To date, a vast project directed and financed by the French company EDF has been launched. After ten years of preparation, this significant project of around 250 million Euros will aim to completely replace the existing hydroelectric plants producing the Romanche Valley, allowing both to increase renewable electricity in Isère, but in addition to redraw the landscape of the Romanche valley. A modern underground 92 MW plant will be built in Gavet, connected by a 9.3 km tunnel with a water dam outlet located upstream of Livet. This project is currently the largest in France in terms of hydro-electricity. An overview of the site and visible from the RD1091 (Alpine Road) bridge Infernet.

Eventually, the old power plants, non-recoverable, after more than a century of operation will be destroyed, and the riverbed will be redeveloped in order to develop tourism in the town of Livet-et-Gavet: paths, lake, bridge, landscape decoration etc. Discussions are underway to promote the heritage of the Valley so that these remains is a real asset in the future, an association, "Heritage for the Future", was created for this, and all ideas are welcome.
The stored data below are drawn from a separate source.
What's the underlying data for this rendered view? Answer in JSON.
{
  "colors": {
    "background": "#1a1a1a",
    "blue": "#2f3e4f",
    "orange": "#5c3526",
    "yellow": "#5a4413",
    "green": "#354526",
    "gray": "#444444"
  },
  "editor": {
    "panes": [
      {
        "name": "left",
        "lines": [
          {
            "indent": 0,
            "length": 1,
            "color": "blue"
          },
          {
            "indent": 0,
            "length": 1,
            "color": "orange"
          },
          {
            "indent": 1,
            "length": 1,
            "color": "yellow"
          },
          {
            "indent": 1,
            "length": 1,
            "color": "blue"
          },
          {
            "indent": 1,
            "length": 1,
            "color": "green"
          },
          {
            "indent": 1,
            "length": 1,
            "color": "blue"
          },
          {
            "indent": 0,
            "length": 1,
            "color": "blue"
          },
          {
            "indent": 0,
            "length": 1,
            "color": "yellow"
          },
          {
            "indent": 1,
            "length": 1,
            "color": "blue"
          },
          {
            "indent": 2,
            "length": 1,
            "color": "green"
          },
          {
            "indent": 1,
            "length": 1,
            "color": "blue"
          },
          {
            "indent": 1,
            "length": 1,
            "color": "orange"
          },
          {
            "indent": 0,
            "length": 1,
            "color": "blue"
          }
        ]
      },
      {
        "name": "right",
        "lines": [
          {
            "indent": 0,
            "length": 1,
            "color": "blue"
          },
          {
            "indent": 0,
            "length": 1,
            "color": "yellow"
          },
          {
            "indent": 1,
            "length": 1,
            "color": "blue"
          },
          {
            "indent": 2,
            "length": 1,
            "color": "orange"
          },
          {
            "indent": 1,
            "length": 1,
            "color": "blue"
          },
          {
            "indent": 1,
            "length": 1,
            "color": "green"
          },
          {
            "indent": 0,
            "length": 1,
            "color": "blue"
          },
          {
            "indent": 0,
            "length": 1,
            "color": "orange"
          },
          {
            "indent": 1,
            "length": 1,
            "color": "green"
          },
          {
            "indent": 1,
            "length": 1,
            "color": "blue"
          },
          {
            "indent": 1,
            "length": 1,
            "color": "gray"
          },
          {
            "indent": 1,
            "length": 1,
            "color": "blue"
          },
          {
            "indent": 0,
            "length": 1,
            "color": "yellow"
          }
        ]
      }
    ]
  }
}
Today Livet-et-Gavet is undergoing economic transition and aims to become a charming alpine valley, modern, combining hydro-electric generation, natural biodiversity and ecotourism (hiking, fishing, biking, climbing, paragliding). Such issues are animated by the General Council of Isere, the town, the territory of the Oisans, or company EDF.

== Personalities linked to the commune ==

Charles Albert Keller : Founding of a real industrial empire in the Romanche valley, he knew how to use the force of water to power the Romanche many hydroelectric plants valley but also power for the first time in transportation of ' electricity the City of Grenoble...

==Trivia==

The House of Charles Albert Keller.

Major film The Crimson Rivers was partly shot in the town, including the home of :fr:Charles Albert Keller in impressive architectural part of the house, 4 storeys high and with a roof canted typical of the early 20th century, is built of stone (the inscription "Keller Establishments and Leleux" there still appears), while the second, reinforced concrete, is built on large piles in a dominant position over the Romansh: there was the office of Charles Albert Keller, from which he could observe all of its workshops and factories located on both sides of the river.